Francken ou la quille dans un grand bazar électoral.
Ultimatum selon Le Soir. Chantage selon les réseaux sociaux (et un peu Charles Michel), l’annonce par Bart De Wever d’un départ de la N-VA si la majorité demandait la démission de Francken a fait couler beaucoup d’encre. Pourtant, une telle position était évidente. Il faut être vraiment de mauvaise foi, ou considérer que la démission de Francken est légalement obligatoire pour faire mine de s’en étonner. Et plus encore, pour parler d’ultimatum, qui pour rappel (merci Hugo Polliart) requiert une action concrète et une date limite.

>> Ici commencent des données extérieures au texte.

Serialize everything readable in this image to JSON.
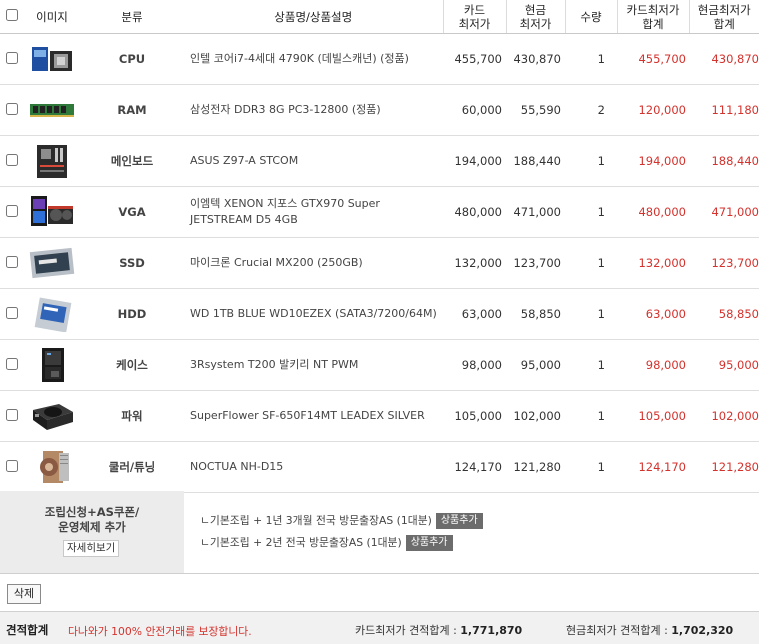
{
  "headers": {
    "image": "이미지",
    "category": "분류",
    "product": "상품명/상품설명",
    "card_min_1": "카드",
    "card_min_2": "최저가",
    "cash_min_1": "현금",
    "cash_min_2": "최저가",
    "qty": "수량",
    "card_total_1": "카드최저가",
    "card_total_2": "합계",
    "cash_total_1": "현금최저가",
    "cash_total_2": "합계"
  },
  "rows": [
    {
      "category": "CPU",
      "name_1": "인텔 코어i7-4세대 4790K (데빌스캐년) (정품)",
      "name_2": "",
      "card": "455,700",
      "cash": "430,870",
      "qty": "1",
      "card_sum": "455,700",
      "cash_sum": "430,870",
      "icon": "cpu-box-icon"
    },
    {
      "category": "RAM",
      "name_1": "삼성전자 DDR3 8G PC3-12800 (정품)",
      "name_2": "",
      "card": "60,000",
      "cash": "55,590",
      "qty": "2",
      "card_sum": "120,000",
      "cash_sum": "111,180",
      "icon": "ram-stick-icon"
    },
    {
      "category": "메인보드",
      "name_1": "ASUS Z97-A STCOM",
      "name_2": "",
      "card": "194,000",
      "cash": "188,440",
      "qty": "1",
      "card_sum": "194,000",
      "cash_sum": "188,440",
      "icon": "motherboard-icon"
    },
    {
      "category": "VGA",
      "name_1": "이엠텍 XENON 지포스 GTX970 Super",
      "name_2": "JETSTREAM D5 4GB",
      "card": "480,000",
      "cash": "471,000",
      "qty": "1",
      "card_sum": "480,000",
      "cash_sum": "471,000",
      "icon": "graphics-card-icon"
    },
    {
      "category": "SSD",
      "name_1": "마이크론 Crucial MX200 (250GB)",
      "name_2": "",
      "card": "132,000",
      "cash": "123,700",
      "qty": "1",
      "card_sum": "132,000",
      "cash_sum": "123,700",
      "icon": "ssd-icon"
    },
    {
      "category": "HDD",
      "name_1": "WD 1TB BLUE WD10EZEX (SATA3/7200/64M)",
      "name_2": "",
      "card": "63,000",
      "cash": "58,850",
      "qty": "1",
      "card_sum": "63,000",
      "cash_sum": "58,850",
      "icon": "hdd-icon"
    },
    {
      "category": "케이스",
      "name_1": "3Rsystem T200 발키리 NT PWM",
      "name_2": "",
      "card": "98,000",
      "cash": "95,000",
      "qty": "1",
      "card_sum": "98,000",
      "cash_sum": "95,000",
      "icon": "pc-case-icon"
    },
    {
      "category": "파워",
      "name_1": "SuperFlower SF-650F14MT LEADEX SILVER",
      "name_2": "",
      "card": "105,000",
      "cash": "102,000",
      "qty": "1",
      "card_sum": "105,000",
      "cash_sum": "102,000",
      "icon": "power-supply-icon"
    },
    {
      "category": "쿨러/튜닝",
      "name_1": "NOCTUA NH-D15",
      "name_2": "",
      "card": "124,170",
      "cash": "121,280",
      "qty": "1",
      "card_sum": "124,170",
      "cash_sum": "121,280",
      "icon": "cpu-cooler-icon"
    }
  ],
  "extra": {
    "title_1": "조립신청+AS쿠폰/",
    "title_2": "운영체제 추가",
    "detail_button": "자세히보기",
    "options": [
      {
        "label": "ㄴ기본조립 + 1년 3개월 전국 방문출장AS (1대분)",
        "button": "상품추가"
      },
      {
        "label": "ㄴ기본조립 + 2년 전국 방문출장AS (1대분)",
        "button": "상품추가"
      }
    ]
  },
  "delete_button": "삭제",
  "footer": {
    "label": "견적합계",
    "note": "다나와가 100% 안전거래를 보장합니다.",
    "card_label": "카드최저가 견적합계 : ",
    "card_total": "1,771,870",
    "cash_label": "현금최저가 견적합계 : ",
    "cash_total": "1,702,320"
  }
}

Quant au « chantage », c’est tout aussi ridicule : la présence de Theo Francken au gouvernement était l’une des conditions sine qua non de la Suédoise dès le départ. Sinon il aurait déjà sauté dix fois. Au choix, dès la première semaine, pour ses œuvres de jeunesse (la déclaration sur la valeur ajoutée des Africains, un mail homophobe et raciste datant de 2007, son humour glauque en tant que « président du VNV », club à l’humour bourrin dont l’acronyme était calqué sur celui du parti de la collaboration nazie…) Ou, après son intronisation, pour son hashtag #nettoyage évoquant une vague d’arrestations au parc Maximilien. Ou pour avoir comparé MSF à des trafiquants et leur avoir reproché de sauver des vies en Méditerranée. Ou encore pour avoir fait un étrange sondage sur Facebook où il demandait s’il fallait sauver les Syriens chrétiens uniquement, ou les musulmans aussi.
Donc, si ce Franckenstein du bon mot populiste lourdingue (et hélas populaire) est chaque fois passé entre les gouttes, c’est pour une raison très simple : il fait partie du package. Ce n’est pas un chantage, c’est le deal de base. Si faute il y a, elle est originelle. Bart n’a donc fait ni ultimatum ni chantage, hier. Il a simplement rappelé les règles fondamentales de la coalition dont son parti est tout de même mathématiquement le poids lourd. Et de son point de vue électoral, il a raison. Quel entraîneur de foot accepterait de jouer la coupe du monde sans son meilleur buteur ?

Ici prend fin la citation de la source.